Sonic Youth was the band that turned me into a music collector. I first heard them when this guy Richard in my Classics class passed me his earphones and said I should listen to this song. It was a simple, driving, repetitive riff and a woman growling “now I wanna be your dog” over and over again. I asked who it was and he said “Sonic Youth” and I bought one of their albums right away to hear the song again.
That was Washing Machine, which had recently come out. That song wasn’t on it. As it happened, Richard’s family moved to England (I think) and I didn’t get a chance to ask him what album it was on. These were the days when you still had to buy albums, and my only income source was a $4/hour job I worked at after school two days a week. But one by one I bought every album they had ever released, working backwards.
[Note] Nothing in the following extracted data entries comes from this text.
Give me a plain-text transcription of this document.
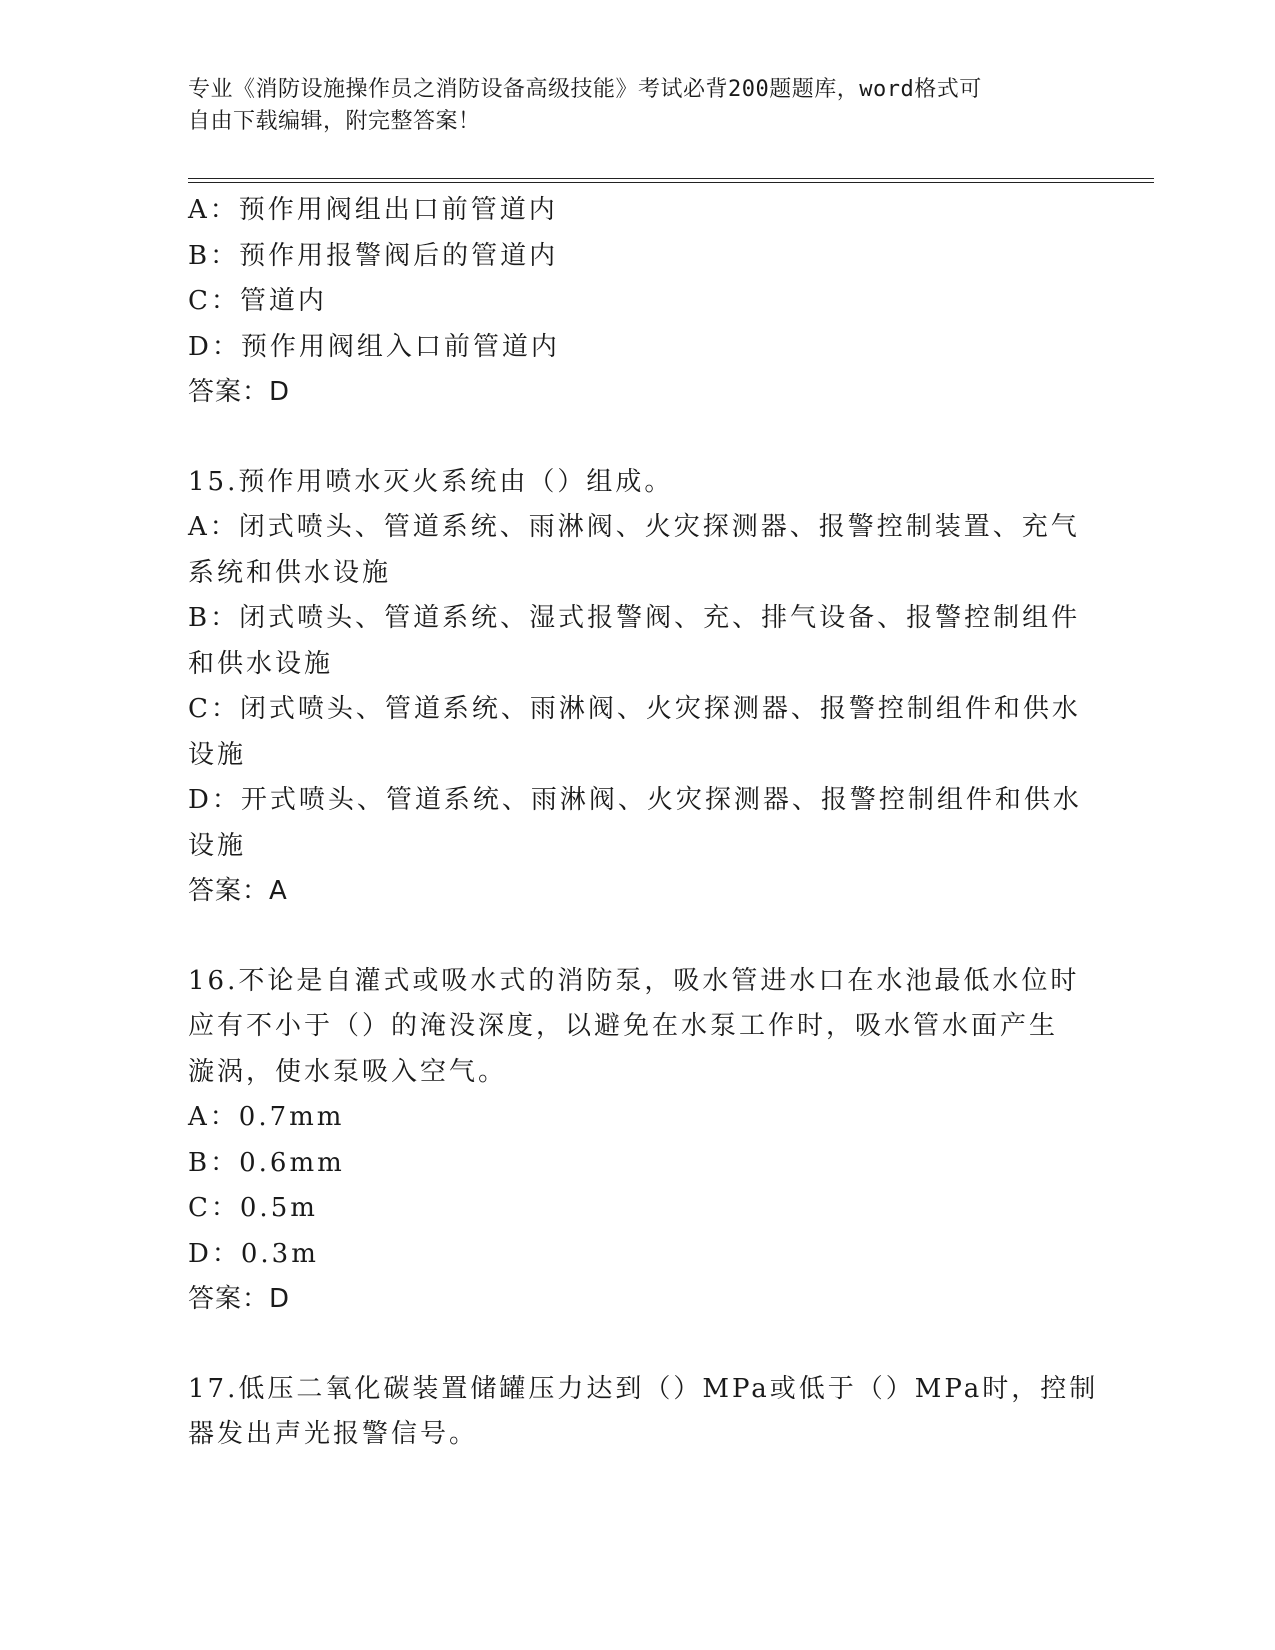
专业《消防设施操作员之消防设备高级技能》考试必背200题题库，word格式可
自由下载编辑，附完整答案！
A：预作用阀组出口前管道内
B：预作用报警阀后的管道内
C：管道内
D：预作用阀组入口前管道内
答案：D
15.预作用喷水灭火系统由（）组成。
A：闭式喷头、管道系统、雨淋阀、火灾探测器、报警控制装置、充气
系统和供水设施
B：闭式喷头、管道系统、湿式报警阀、充、排气设备、报警控制组件
和供水设施
C：闭式喷头、管道系统、雨淋阀、火灾探测器、报警控制组件和供水
设施
D：开式喷头、管道系统、雨淋阀、火灾探测器、报警控制组件和供水
设施
答案：A
16.不论是自灌式或吸水式的消防泵，吸水管进水口在水池最低水位时
应有不小于（）的淹没深度，以避免在水泵工作时，吸水管水面产生
漩涡，使水泵吸入空气。
A：0.7mm
B：0.6mm
C：0.5m
D：0.3m
答案：D
17.低压二氧化碳装置储罐压力达到（）MPa或低于（）MPa时，控制
器发出声光报警信号。
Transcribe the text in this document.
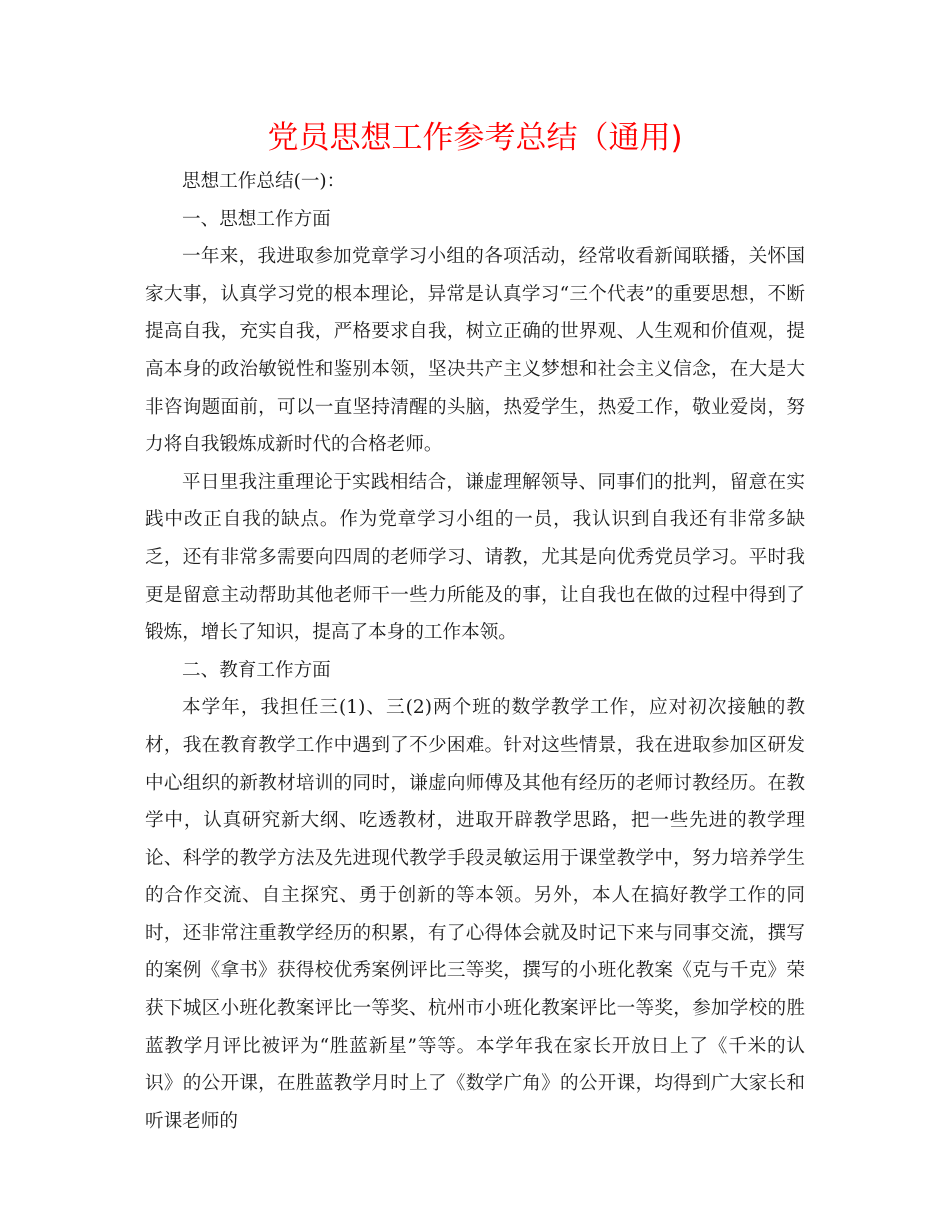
党员思想工作参考总结（通用)

思想工作总结(一)：

一、思想工作方面

一年来，我进取参加党章学习小组的各项活动，经常收看新闻联播，关怀国家大事，认真学习党的根本理论，异常是认真学习“三个代表”的重要思想，不断提高自我，充实自我，严格要求自我，树立正确的世界观、人生观和价值观，提高本身的政治敏锐性和鉴别本领，坚决共产主义梦想和社会主义信念，在大是大非咨询题面前，可以一直坚持清醒的头脑，热爱学生，热爱工作，敬业爱岗，努力将自我锻炼成新时代的合格老师。

平日里我注重理论于实践相结合，谦虚理解领导、同事们的批判，留意在实践中改正自我的缺点。作为党章学习小组的一员，我认识到自我还有非常多缺乏，还有非常多需要向四周的老师学习、请教，尤其是向优秀党员学习。平时我更是留意主动帮助其他老师干一些力所能及的事，让自我也在做的过程中得到了锻炼，增长了知识，提高了本身的工作本领。

二、教育工作方面

本学年，我担任三(1)、三(2)两个班的数学教学工作，应对初次接触的教材，我在教育教学工作中遇到了不少困难。针对这些情景，我在进取参加区研发中心组织的新教材培训的同时，谦虚向师傅及其他有经历的老师讨教经历。在教学中，认真研究新大纲、吃透教材，进取开辟教学思路，把一些先进的教学理论、科学的教学方法及先进现代教学手段灵敏运用于课堂教学中，努力培养学生的合作交流、自主探究、勇于创新的等本领。另外，本人在搞好教学工作的同时，还非常注重教学经历的积累，有了心得体会就及时记下来与同事交流，撰写的案例《拿书》获得校优秀案例评比三等奖，撰写的小班化教案《克与千克》荣获下城区小班化教案评比一等奖、杭州市小班化教案评比一等奖，参加学校的胜蓝教学月评比被评为“胜蓝新星”等等。本学年我在家长开放日上了《千米的认识》的公开课，在胜蓝教学月时上了《数学广角》的公开课，均得到广大家长和听课老师的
That song was on the last one I got – of course, it’s their Stooges cover on Confusion is Sex. (You couldn’t get their debut EP back then but eventually I found it on cassette, where the whole thing is repeated backwards on the B-side.)
Sonic Youth were a private obsession, my friends tended to be into hardcore, (we would drive into Wellington from the Hutt Valley for all-ages gigs at Thistle Hall) and my girlfriend was into other great 80s stuff like the Pixies. Neither of these were in any incompatible with Sonic Youth of course, but no-one else I knew listened to them. It set me off on a path where I generally got into music by myself, rather than socially, which the internet has only accentuated. At university I worked my way through bands that were in some way connected to Sonic Youth, tastes shifting with new discoveries until by 1999 I was listening mostly to electronic craziness like Aphex Twin, Autechre, Coil.
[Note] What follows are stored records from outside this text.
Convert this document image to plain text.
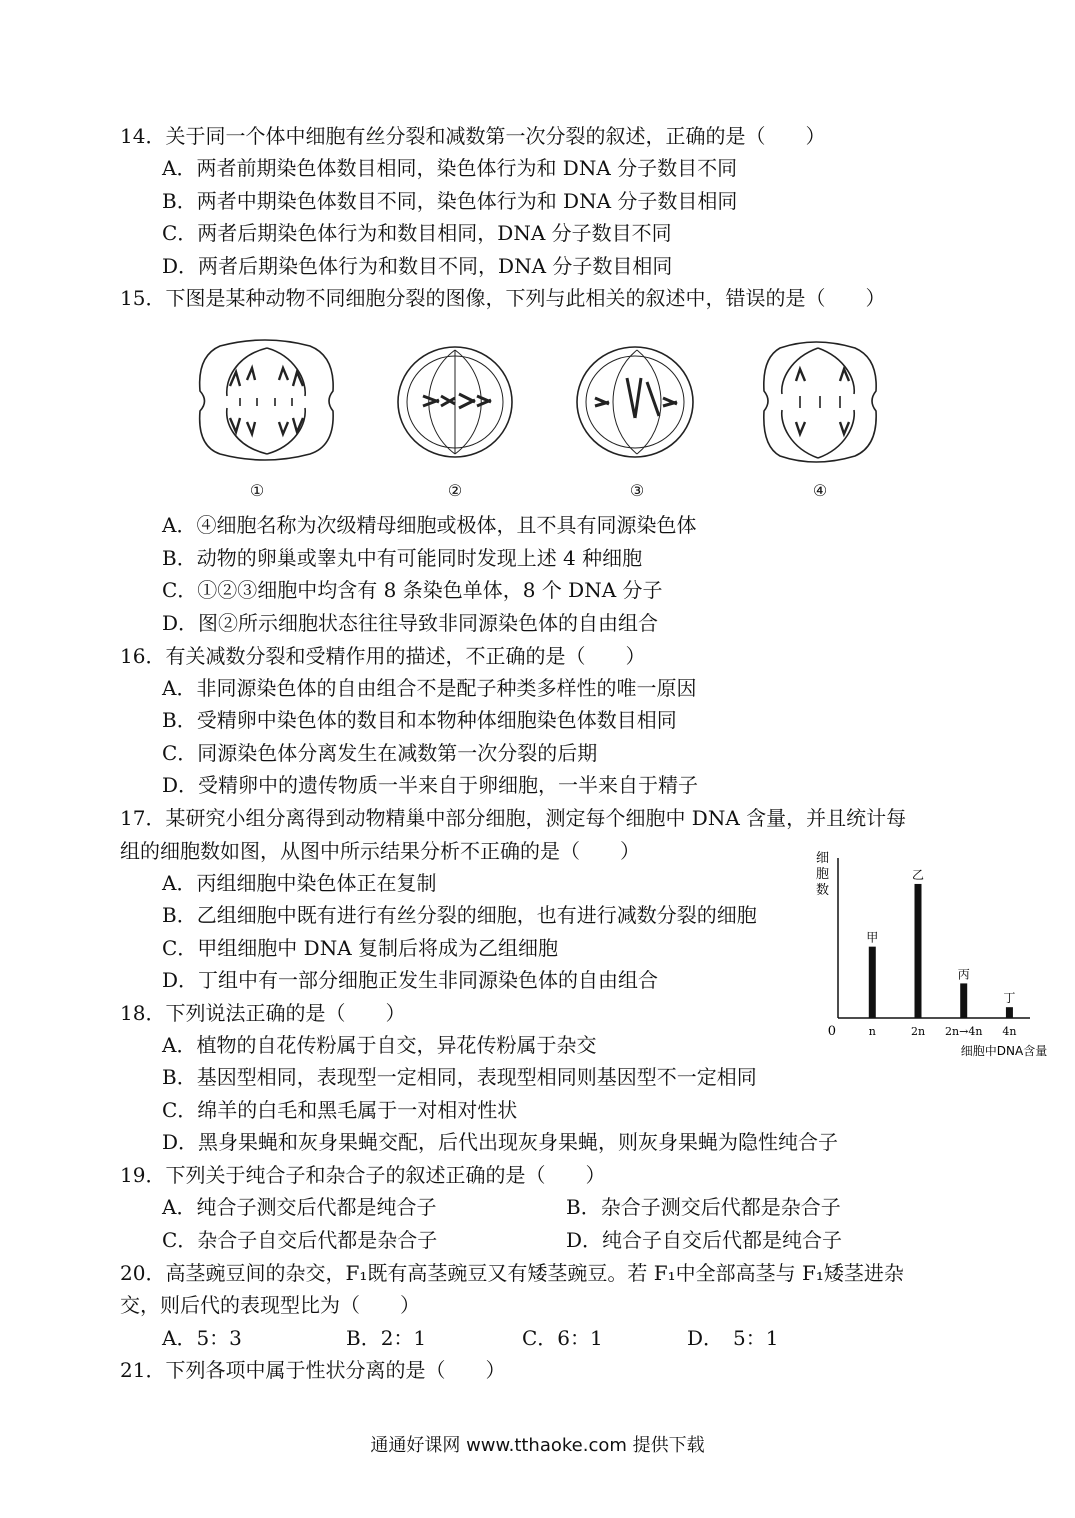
14．关于同一个体中细胞有丝分裂和减数第一次分裂的叙述，正确的是（　　）
A．两者前期染色体数目相同，染色体行为和 DNA 分子数目不同
B．两者中期染色体数目不同，染色体行为和 DNA 分子数目相同
C．两者后期染色体行为和数目相同，DNA 分子数目不同
D．两者后期染色体行为和数目不同，DNA 分子数目相同
15．下图是某种动物不同细胞分裂的图像，下列与此相关的叙述中，错误的是（　　）
①	②	③	④
A．④细胞名称为次级精母细胞或极体，且不具有同源染色体
B．动物的卵巢或睾丸中有可能同时发现上述 4 种细胞
C．①②③细胞中均含有 8 条染色单体，8 个 DNA 分子
D．图②所示细胞状态往往导致非同源染色体的自由组合
16．有关减数分裂和受精作用的描述，不正确的是（　　）
A．非同源染色体的自由组合不是配子种类多样性的唯一原因
B．受精卵中染色体的数目和本物种体细胞染色体数目相同
C．同源染色体分离发生在减数第一次分裂的后期
D．受精卵中的遗传物质一半来自于卵细胞，一半来自于精子
17．某研究小组分离得到动物精巢中部分细胞，测定每个细胞中 DNA 含量，并且统计每
组的细胞数如图，从图中所示结果分析不正确的是（　　）
A．丙组细胞中染色体正在复制
B．乙组细胞中既有进行有丝分裂的细胞，也有进行减数分裂的细胞
C．甲组细胞中 DNA 复制后将成为乙组细胞
D．丁组中有一部分细胞正发生非同源染色体的自由组合
细胞数
0
细胞中DNA含量
甲
n
乙
2n
丙
2n→4n
丁
4n
18．下列说法正确的是（　　）
A．植物的自花传粉属于自交，异花传粉属于杂交
B．基因型相同，表现型一定相同，表现型相同则基因型不一定相同
C．绵羊的白毛和黑毛属于一对相对性状
D．黑身果蝇和灰身果蝇交配，后代出现灰身果蝇，则灰身果蝇为隐性纯合子
19．下列关于纯合子和杂合子的叙述正确的是（　　）
A．纯合子测交后代都是纯合子	B．杂合子测交后代都是杂合子
C．杂合子自交后代都是杂合子	D．纯合子自交后代都是纯合子
20．高茎豌豆间的杂交，F₁既有高茎豌豆又有矮茎豌豆。若 F₁中全部高茎与 F₁矮茎进杂
交，则后代的表现型比为（　　）
A．5：3	B．2：1	C．6：1	D．　5：1
21．下列各项中属于性状分离的是（　　）
通通好课网 www.tthaoke.com 提供下载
At that point the whole universe got dumped through the black whole of Napster and… at some point my tastes became ecumenical. I’ve developed a critic’s taste – I listen to everything, as long as it’s good, with a sense of how the scenes all fit together historically, and no deep attachment to any of them. How much this is personal and how much it’s of the epoch I’m not sure. I sure don’t regret getting access to all of recorded music history, but there are things I miss…
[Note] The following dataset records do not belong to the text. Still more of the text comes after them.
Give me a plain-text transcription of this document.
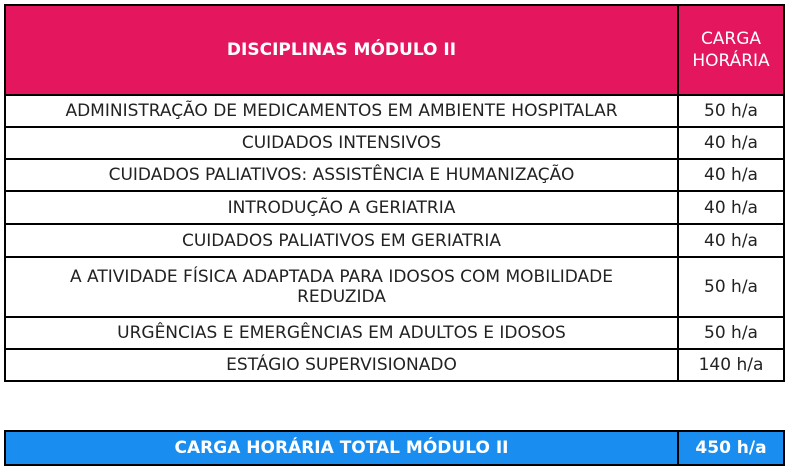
DISCIPLINAS MÓDULO II	CARGA
HORÁRIA
ADMINISTRAÇÃO DE MEDICAMENTOS EM AMBIENTE HOSPITALAR	50 h/a
CUIDADOS INTENSIVOS	40 h/a
CUIDADOS PALIATIVOS: ASSISTÊNCIA E HUMANIZAÇÃO	40 h/a
INTRODUÇÃO A GERIATRIA	40 h/a
CUIDADOS PALIATIVOS EM GERIATRIA	40 h/a
A ATIVIDADE FÍSICA ADAPTADA PARA IDOSOS COM MOBILIDADE
REDUZIDA	50 h/a
URGÊNCIAS E EMERGÊNCIAS EM ADULTOS E IDOSOS	50 h/a
ESTÁGIO SUPERVISIONADO	140 h/a
CARGA HORÁRIA TOTAL MÓDULO II	450 h/a
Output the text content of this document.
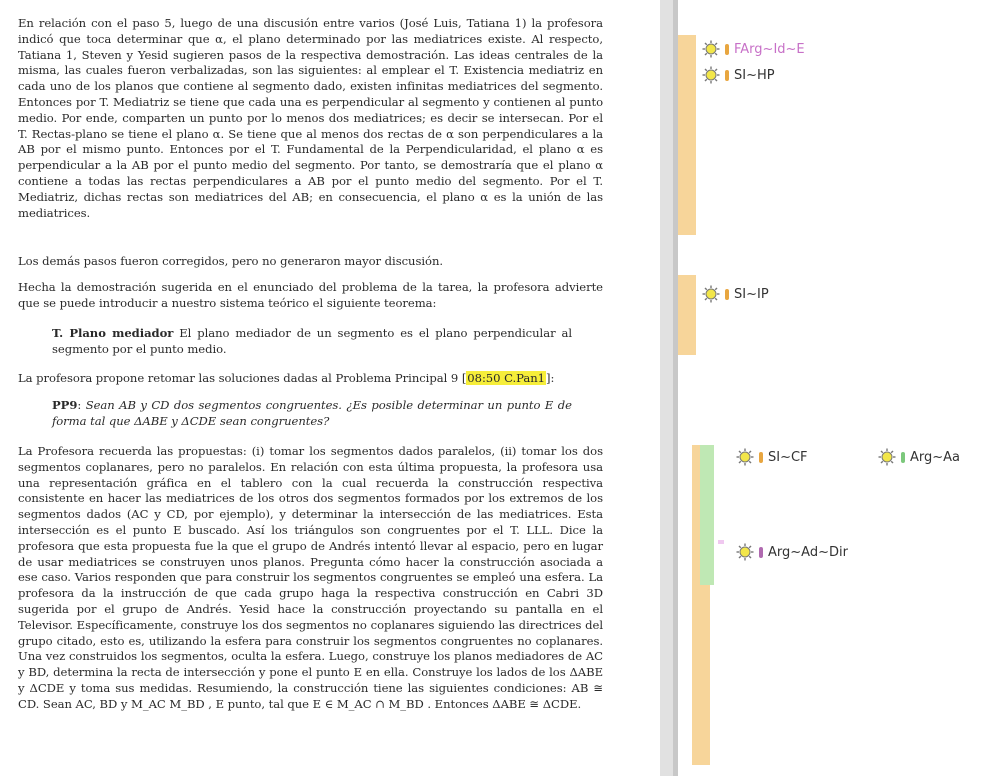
En relación con el paso 5, luego de una discusión entre varios (José Luis, Tatiana 1) la profesora indicó que toca determinar que α, el plano determinado por las mediatrices existe. Al respecto, Tatiana 1, Steven y Yesid sugieren pasos de la respectiva demostración. Las ideas centrales de la misma, las cuales fueron verbalizadas, son las siguientes: al emplear el T. Existencia mediatriz en cada uno de los planos que contiene al segmento dado, existen infinitas mediatrices del segmento. Entonces por T. Mediatriz se tiene que cada una es perpendicular al segmento y contienen al punto medio. Por ende, comparten un punto por lo menos dos mediatrices; es decir se intersecan. Por el T. Rectas-plano se tiene el plano α. Se tiene que al menos dos rectas de α son perpendiculares a la AB por el mismo punto. Entonces por el T. Fundamental de la Perpendicularidad, el plano α es perpendicular a la AB por el punto medio del segmento. Por tanto, se demostraría que el plano α contiene a todas las rectas perpendiculares a AB por el punto medio del segmento. Por el T. Mediatriz, dichas rectas son mediatrices del AB; en consecuencia, el plano α es la unión de las mediatrices.

Los demás pasos fueron corregidos, pero no generaron mayor discusión.

Hecha la demostración sugerida en el enunciado del problema de la tarea, la profesora advierte que se puede introducir a nuestro sistema teórico el siguiente teorema:

T. Plano mediador El plano mediador de un segmento es el plano perpendicular al segmento por el punto medio.

La profesora propone retomar las soluciones dadas al Problema Principal 9 [08:50 C.Pan1]:

PP9: Sean AB y CD dos segmentos congruentes. ¿Es posible determinar un punto E de forma tal que ΔABE y ΔCDE sean congruentes?

La Profesora recuerda las propuestas: (i) tomar los segmentos dados paralelos, (ii) tomar los dos segmentos coplanares, pero no paralelos. En relación con esta última propuesta, la profesora usa una representación gráfica en el tablero con la cual recuerda la construcción respectiva consistente en hacer las mediatrices de los otros dos segmentos formados por los extremos de los segmentos dados (AC y CD, por ejemplo), y determinar la intersección de las mediatrices. Esta intersección es el punto E buscado. Así los triángulos son congruentes por el T. LLL. Dice la profesora que esta propuesta fue la que el grupo de Andrés intentó llevar al espacio, pero en lugar de usar mediatrices se construyen unos planos. Pregunta cómo hacer la construcción asociada a ese caso. Varios responden que para construir los segmentos congruentes se empleó una esfera. La profesora da la instrucción de que cada grupo haga la respectiva construcción en Cabri 3D sugerida por el grupo de Andrés. Yesid hace la construcción proyectando su pantalla en el Televisor. Específicamente, construye los dos segmentos no coplanares siguiendo las directrices del grupo citado, esto es, utilizando la esfera para construir los segmentos congruentes no coplanares. Una vez construidos los segmentos, oculta la esfera. Luego, construye los planos mediadores de AC y BD, determina la recta de intersección y pone el punto E en ella. Construye los lados de los ΔABE y ΔCDE y toma sus medidas. Resumiendo, la construcción tiene las siguientes condiciones: AB ≅ CD. Sean AC, BD y M_AC M_BD , E punto, tal que E ∈ M_AC ∩ M_BD . Entonces ΔABE ≅ ΔCDE.

FArg~Id~E
SI~HP
SI~IP
SI~CF	Arg~Aa
Arg~Ad~Dir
Tonight I played EVOL, from 1986, for the first time in several years I think. Despite having heard all too much music since I first got it, it still gets right into me. I see Pitchfork rates both Daydream Nation and Sister ahead of it in their “top 100 albums of the 1980s”. But EVOL is my favourite. It’s so damn dark, more melodic and slower than those other classics. (I’m afraid I haven’t developed a critic’s ability for actually writing about music.) But… it reminds me of a different kind of musical obsession, which is also a different time.